Which query size to use?

Of course the lower the better, but Atighehchian et al. shows that BALD works well with a query size under 1000. This was tested on an academic dataset where Random sampling is especially strong. In practice, BALD performs worse on low-diversity datasets and could wrongly behave on a lower query size.

Tips & Trick for a successful active learning experiment

Many of these tips can be found in our paper Bayesian active learning for production.

Remove data augmentation when computing uncertainty

You can specify which variables to override when creating the unlabelled pool using the pool_specifics argument.

from torchvision import transforms

transform = transforms.Compose([
    transforms.Resize(32),
    transforms.RandomHorizontalFlip(),
    transforms.ToTensor()
])
test_transform = transforms.Compose([
    transforms.Resize(32),
    transforms.ToTensor()
])

your_dataset = ADataset(transform=transform)
active_dataset = ActiveLearningDataset(your_dataset, pool_specifics={'transform': test_transform})

# active_dataset will use data augmentation
# the pool will use the `test_transform`
pool = active_dataset.pool

Reset the model to its original weights (Gal et al. 2017)
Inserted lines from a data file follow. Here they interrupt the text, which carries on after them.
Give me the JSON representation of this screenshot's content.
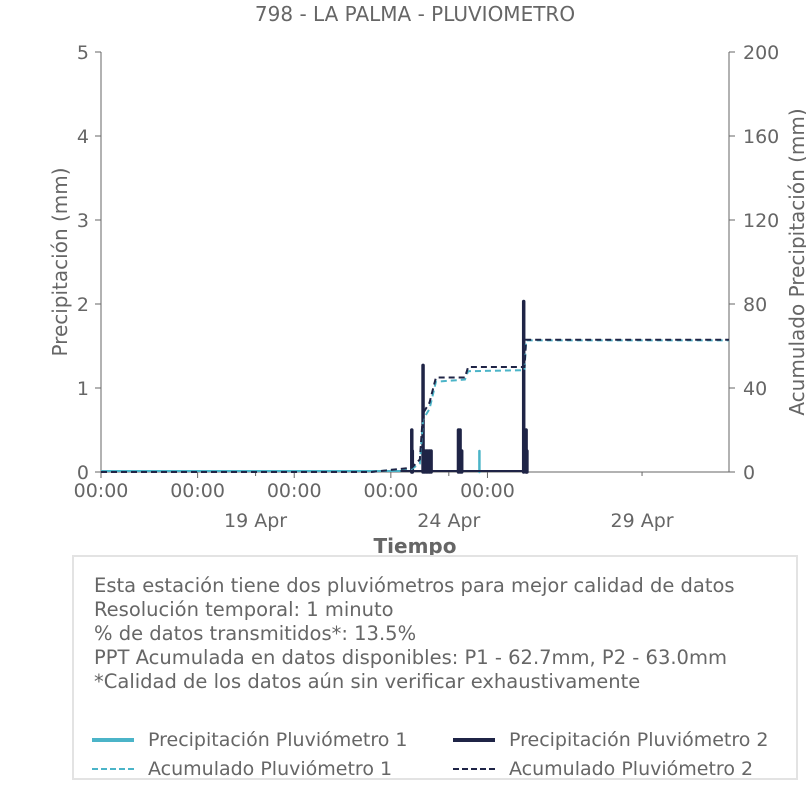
{
  "chart_data": {
    "type": "line",
    "title": "798 - LA PALMA - PLUVIOMETRO",
    "xlabel": "Tiempo",
    "ylabel": "Precipitación (mm)",
    "ylabel_right": "Acumulado Precipitación (mm)",
    "ylim": [
      0,
      5
    ],
    "ylim_right": [
      0,
      200
    ],
    "yticks": [
      "0",
      "1",
      "2",
      "3",
      "4",
      "5"
    ],
    "yticks_right": [
      "0",
      "40",
      "80",
      "120",
      "160",
      "200"
    ],
    "xlim": [
      "2026-04-15 00:00",
      "2026-05-01 06:00"
    ],
    "x_time_ticks": [
      "00:00",
      "00:00",
      "00:00",
      "00:00",
      "00:00"
    ],
    "x_date_ticks": [
      "19 Apr",
      "24 Apr",
      "29 Apr"
    ],
    "grid": false,
    "legend_position": "bottom",
    "colors": {
      "p1": "#4bb4c8",
      "p2": "#1f2446",
      "axis": "#666666",
      "box_border": "#e3e3e3"
    },
    "series": [
      {
        "name": "Precipitación Pluviómetro 1",
        "style": "solid",
        "points": [
          [
            "2026-04-22 12:00",
            0.0
          ],
          [
            "2026-04-23 01:00",
            0.25
          ],
          [
            "2026-04-23 08:00",
            0.25
          ],
          [
            "2026-04-23 10:00",
            0.25
          ],
          [
            "2026-04-23 12:00",
            0.25
          ],
          [
            "2026-04-24 19:00",
            0.25
          ],
          [
            "2026-04-26 00:00",
            0.25
          ]
        ]
      },
      {
        "name": "Precipitación Pluviómetro 2",
        "style": "solid",
        "points": [
          [
            "2026-04-22 12:00",
            0.0
          ],
          [
            "2026-04-23 01:00",
            0.5
          ],
          [
            "2026-04-23 01:20",
            0.25
          ],
          [
            "2026-04-23 08:00",
            1.27
          ],
          [
            "2026-04-23 09:00",
            0.25
          ],
          [
            "2026-04-23 10:00",
            0.25
          ],
          [
            "2026-04-23 11:00",
            0.25
          ],
          [
            "2026-04-23 12:00",
            0.25
          ],
          [
            "2026-04-23 13:00",
            0.25
          ],
          [
            "2026-04-24 06:00",
            0.5
          ],
          [
            "2026-04-24 07:00",
            0.5
          ],
          [
            "2026-04-24 08:00",
            0.25
          ],
          [
            "2026-04-25 22:30",
            2.03
          ],
          [
            "2026-04-26 00:00",
            0.5
          ],
          [
            "2026-04-26 00:30",
            0.25
          ]
        ]
      },
      {
        "name": "Acumulado Pluviómetro 1",
        "style": "dashed",
        "axis": "right",
        "points": [
          [
            "2026-04-15 00:00",
            0.0
          ],
          [
            "2026-04-22 00:00",
            0.0
          ],
          [
            "2026-04-22 12:00",
            1.0
          ],
          [
            "2026-04-23 01:00",
            1.5
          ],
          [
            "2026-04-23 06:00",
            4.0
          ],
          [
            "2026-04-23 08:00",
            25.0
          ],
          [
            "2026-04-23 12:00",
            30.0
          ],
          [
            "2026-04-23 16:00",
            43.0
          ],
          [
            "2026-04-24 10:00",
            44.0
          ],
          [
            "2026-04-24 12:00",
            48.0
          ],
          [
            "2026-04-25 23:00",
            48.5
          ],
          [
            "2026-04-26 00:00",
            62.7
          ],
          [
            "2026-05-01 06:00",
            62.7
          ]
        ]
      },
      {
        "name": "Acumulado Pluviómetro 2",
        "style": "dashed",
        "axis": "right",
        "points": [
          [
            "2026-04-15 00:00",
            0.0
          ],
          [
            "2026-04-22 00:00",
            0.0
          ],
          [
            "2026-04-22 12:00",
            1.0
          ],
          [
            "2026-04-23 01:00",
            2.0
          ],
          [
            "2026-04-23 06:00",
            6.0
          ],
          [
            "2026-04-23 08:00",
            28.0
          ],
          [
            "2026-04-23 12:00",
            33.0
          ],
          [
            "2026-04-23 16:00",
            45.0
          ],
          [
            "2026-04-24 10:00",
            45.0
          ],
          [
            "2026-04-24 12:00",
            50.0
          ],
          [
            "2026-04-25 23:00",
            50.0
          ],
          [
            "2026-04-26 00:00",
            63.0
          ],
          [
            "2026-05-01 06:00",
            63.0
          ]
        ]
      }
    ]
  },
  "info": {
    "lines": [
      "Esta estación tiene dos pluviómetros para mejor calidad de datos",
      "Resolución temporal: 1 minuto",
      "% de datos transmitidos*: 13.5%",
      "PPT Acumulada en datos disponibles: P1 - 62.7mm, P2 - 63.0mm",
      "*Calidad de los datos aún sin verificar exhaustivamente"
    ]
  },
  "legend": {
    "items": [
      {
        "label": "Precipitación Pluviómetro 1",
        "color": "#4bb4c8",
        "style": "solid"
      },
      {
        "label": "Precipitación Pluviómetro 2",
        "color": "#1f2446",
        "style": "solid"
      },
      {
        "label": "Acumulado Pluviómetro 1",
        "color": "#4bb4c8",
        "style": "dashed"
      },
      {
        "label": "Acumulado Pluviómetro 2",
        "color": "#1f2446",
        "style": "dashed"
      }
    ]
  }
}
# Make a deep copy of the initial weights
initial_weights = copy.deepcopy(model.state_dict())
loop = ActiveLearningLoop(...)

for al_step in range(NUM_AL_STEP):
    # Reset the weights to its initial value
    model.load_state_dict(initial_weights)
    # Train to convergence
    model.train_on_dataset(...)
    # Test on the validation set.
    model.test_on_dataset(...)
    # Label the next set of labels.
    loop.step()

Use Bayesian model average when testing.

When using MC-Dropout, or any other Bayesian methods, you will want to compute the Bayesian model average (BMA) at test time too.

To do so, you can specify the average_predictions parameters in ModelWrapper.test_on_dataset. The prediction will be averaged over iterations stochastic predictions.
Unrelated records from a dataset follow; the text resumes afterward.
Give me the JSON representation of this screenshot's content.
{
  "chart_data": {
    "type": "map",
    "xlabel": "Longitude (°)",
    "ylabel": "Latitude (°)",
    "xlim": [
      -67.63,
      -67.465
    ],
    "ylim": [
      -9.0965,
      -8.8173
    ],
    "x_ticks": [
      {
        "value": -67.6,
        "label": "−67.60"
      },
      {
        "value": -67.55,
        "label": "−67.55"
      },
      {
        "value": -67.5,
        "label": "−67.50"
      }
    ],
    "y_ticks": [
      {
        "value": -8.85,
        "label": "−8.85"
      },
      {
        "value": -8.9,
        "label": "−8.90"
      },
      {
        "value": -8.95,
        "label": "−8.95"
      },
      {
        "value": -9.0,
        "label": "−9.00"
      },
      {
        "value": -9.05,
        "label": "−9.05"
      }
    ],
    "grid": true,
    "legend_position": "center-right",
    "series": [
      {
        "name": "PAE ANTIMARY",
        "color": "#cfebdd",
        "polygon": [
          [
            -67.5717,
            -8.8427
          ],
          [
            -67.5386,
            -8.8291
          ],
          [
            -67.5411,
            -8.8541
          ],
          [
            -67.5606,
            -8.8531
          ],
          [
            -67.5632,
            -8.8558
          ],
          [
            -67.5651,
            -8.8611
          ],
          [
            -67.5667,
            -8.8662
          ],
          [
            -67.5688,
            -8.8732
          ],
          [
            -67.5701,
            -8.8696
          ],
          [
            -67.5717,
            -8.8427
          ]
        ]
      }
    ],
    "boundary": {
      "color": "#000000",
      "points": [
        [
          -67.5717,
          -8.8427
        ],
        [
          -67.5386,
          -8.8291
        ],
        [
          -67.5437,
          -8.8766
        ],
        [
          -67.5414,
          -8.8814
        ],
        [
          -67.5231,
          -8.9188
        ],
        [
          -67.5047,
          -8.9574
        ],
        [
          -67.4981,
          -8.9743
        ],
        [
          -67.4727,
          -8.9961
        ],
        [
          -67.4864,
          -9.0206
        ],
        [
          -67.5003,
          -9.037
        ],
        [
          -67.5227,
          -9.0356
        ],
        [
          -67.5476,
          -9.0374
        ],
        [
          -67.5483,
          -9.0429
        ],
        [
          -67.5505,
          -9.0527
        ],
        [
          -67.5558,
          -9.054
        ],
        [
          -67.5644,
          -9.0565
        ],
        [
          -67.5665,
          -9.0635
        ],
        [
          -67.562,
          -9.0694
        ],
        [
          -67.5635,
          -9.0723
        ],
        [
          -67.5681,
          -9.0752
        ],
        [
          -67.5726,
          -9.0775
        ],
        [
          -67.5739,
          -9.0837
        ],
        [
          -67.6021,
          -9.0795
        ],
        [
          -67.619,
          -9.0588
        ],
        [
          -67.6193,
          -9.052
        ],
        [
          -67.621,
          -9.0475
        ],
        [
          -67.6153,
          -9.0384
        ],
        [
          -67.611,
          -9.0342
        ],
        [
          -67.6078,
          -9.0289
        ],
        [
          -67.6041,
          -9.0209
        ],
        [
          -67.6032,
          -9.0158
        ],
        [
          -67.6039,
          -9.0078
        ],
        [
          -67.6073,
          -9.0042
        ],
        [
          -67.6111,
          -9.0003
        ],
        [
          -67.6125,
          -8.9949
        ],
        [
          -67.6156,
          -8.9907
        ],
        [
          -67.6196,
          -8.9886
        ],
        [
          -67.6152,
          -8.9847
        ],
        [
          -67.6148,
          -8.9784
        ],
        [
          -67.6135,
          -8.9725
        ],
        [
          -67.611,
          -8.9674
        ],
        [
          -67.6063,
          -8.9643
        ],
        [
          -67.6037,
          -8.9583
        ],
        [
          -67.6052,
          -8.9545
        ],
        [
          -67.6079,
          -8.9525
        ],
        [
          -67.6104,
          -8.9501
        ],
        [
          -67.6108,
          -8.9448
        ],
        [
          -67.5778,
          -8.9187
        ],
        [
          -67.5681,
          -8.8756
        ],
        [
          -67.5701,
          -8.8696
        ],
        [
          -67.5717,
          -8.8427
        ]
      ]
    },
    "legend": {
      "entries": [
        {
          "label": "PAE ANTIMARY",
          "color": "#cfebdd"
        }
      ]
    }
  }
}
This will slightly increase the ECE of your model and will improve the predictive performance as well.

Compute uncertainty on a subset of the unlabelled pool

Predicting on the unlabelled pool is the most time consuming part of active learning, especially in expensive tasks such as segmentation.

Our work shows that predicting on a random subset of the pool is as effective as the full prediction. Baal supports this features throught the max_samples argument in ActiveLearningPool.